The Burlington County Parks System held its Spring Frog Walk Series – one of many nature programs offered by the parks department – earlier this month at Smithville Historic Park.
Dr. Carlos Martinez Rivera, curator of living collections at the DaVinci Science Center, took residents on a journey to look for and hear amphibian species in the wetlands.
Naturalist Jen Bulava explained how back in 2021, the parks department partnered with local experts to diversify its offerings for the public. Bulava had already known Martinez through working with the Pinelands Preservation Alliance, where he was working as a scientist. Fast forward to that same year when Martinez started leading the Spring Frog Walk Series, a program that’s grown successful fast.
“It’s really nice to have another scientist that is maybe representing a different organization, and they can bring something different to the topics and the presentation that maybe I wouldn’t have thought to cover,” Bulava said of working with Martinez.
While Martinez was studying to receive his PhD in amphibian research, he began working on conservation projects with amphibians. He then landed a job at the Philadelphia Zoo and from there, he worked with endangered amphibians in the near tropics of the Caribbeans and the Tropical Andes. Martinez worked locally in the Philadelphia area, but after that he started working for the Pinelands Preservation Alliance, and then ended up at the DaVinci Science Center.
“To me the main purpose was that as a scientist and as a conservation biologist, the frog species you find in the parks in Smithville and Long Bridge (Long Bridge Park) and other areas are quote on quote, a common species that you would see most places,” Martinez said. “The beauty about it is that it’s what’s here and it’s what’s left.”

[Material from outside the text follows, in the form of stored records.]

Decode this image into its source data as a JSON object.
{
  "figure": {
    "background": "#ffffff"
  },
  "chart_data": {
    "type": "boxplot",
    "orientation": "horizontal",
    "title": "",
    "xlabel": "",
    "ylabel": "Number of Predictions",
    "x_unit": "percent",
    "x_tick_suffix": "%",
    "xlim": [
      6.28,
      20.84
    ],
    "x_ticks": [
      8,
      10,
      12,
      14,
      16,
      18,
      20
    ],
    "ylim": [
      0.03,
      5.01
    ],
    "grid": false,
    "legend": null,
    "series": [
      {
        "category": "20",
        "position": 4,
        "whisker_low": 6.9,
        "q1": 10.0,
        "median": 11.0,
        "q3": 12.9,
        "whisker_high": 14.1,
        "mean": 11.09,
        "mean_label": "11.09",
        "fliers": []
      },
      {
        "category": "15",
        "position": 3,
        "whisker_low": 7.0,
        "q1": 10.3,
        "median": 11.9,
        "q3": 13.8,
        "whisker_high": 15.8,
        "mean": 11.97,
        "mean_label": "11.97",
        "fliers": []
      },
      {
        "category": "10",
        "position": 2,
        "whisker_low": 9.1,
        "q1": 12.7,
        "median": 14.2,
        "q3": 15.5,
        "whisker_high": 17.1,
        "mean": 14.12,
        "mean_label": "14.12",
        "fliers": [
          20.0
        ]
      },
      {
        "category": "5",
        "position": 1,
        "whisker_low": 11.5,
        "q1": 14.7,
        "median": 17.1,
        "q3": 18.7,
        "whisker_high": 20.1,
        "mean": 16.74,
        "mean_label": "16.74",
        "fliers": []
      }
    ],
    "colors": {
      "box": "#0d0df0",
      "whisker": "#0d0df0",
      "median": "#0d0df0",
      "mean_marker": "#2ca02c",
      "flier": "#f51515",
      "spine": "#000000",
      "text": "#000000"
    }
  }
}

According to the county, New Jersey is home to 32 species of toads, frogs, salamanders and newts. Martinez explained why he feels the southern part of the state – specifically the Pine Barrens, wetlands and parks – is unique with its spaces.
“You have the Pine Barrens or the Pinelands, which is this very unique habitat that makes you feel that you’re somewhere in the south,” he said. “… It’s this solitude of mainly pines that to the untrained eye looks pretty but it looks barren … It looks more of the same.
“As you start looking to what’s actually there and if you know what’s supposed to be in different areas, you realize that it’s such a high diversity of species and such a unique habitat.
“In the area that we are in right now … It has a lot of history attached to the ecology and ecosystems you see,” Martinez said of the Smithville Historic Park. “You can see that what we have, in a way it’s what’s left, but it’s also what’s coming back. It’s a unique mix of things you can see.”
Martinez encourages anyone who has yet to attend the frog walk series to do so, given it’s an opportunity to see nature in a different way.
“It’s also another way to let people know that these parks are here for us to enjoy and if the residents are living in the county, they’re paying for it, it’s theirs because it’s their money being used for this,” he said. “It’s one way that you can enjoy nature, and see how it’s being protected and why it’s being protected and what it offers to you.”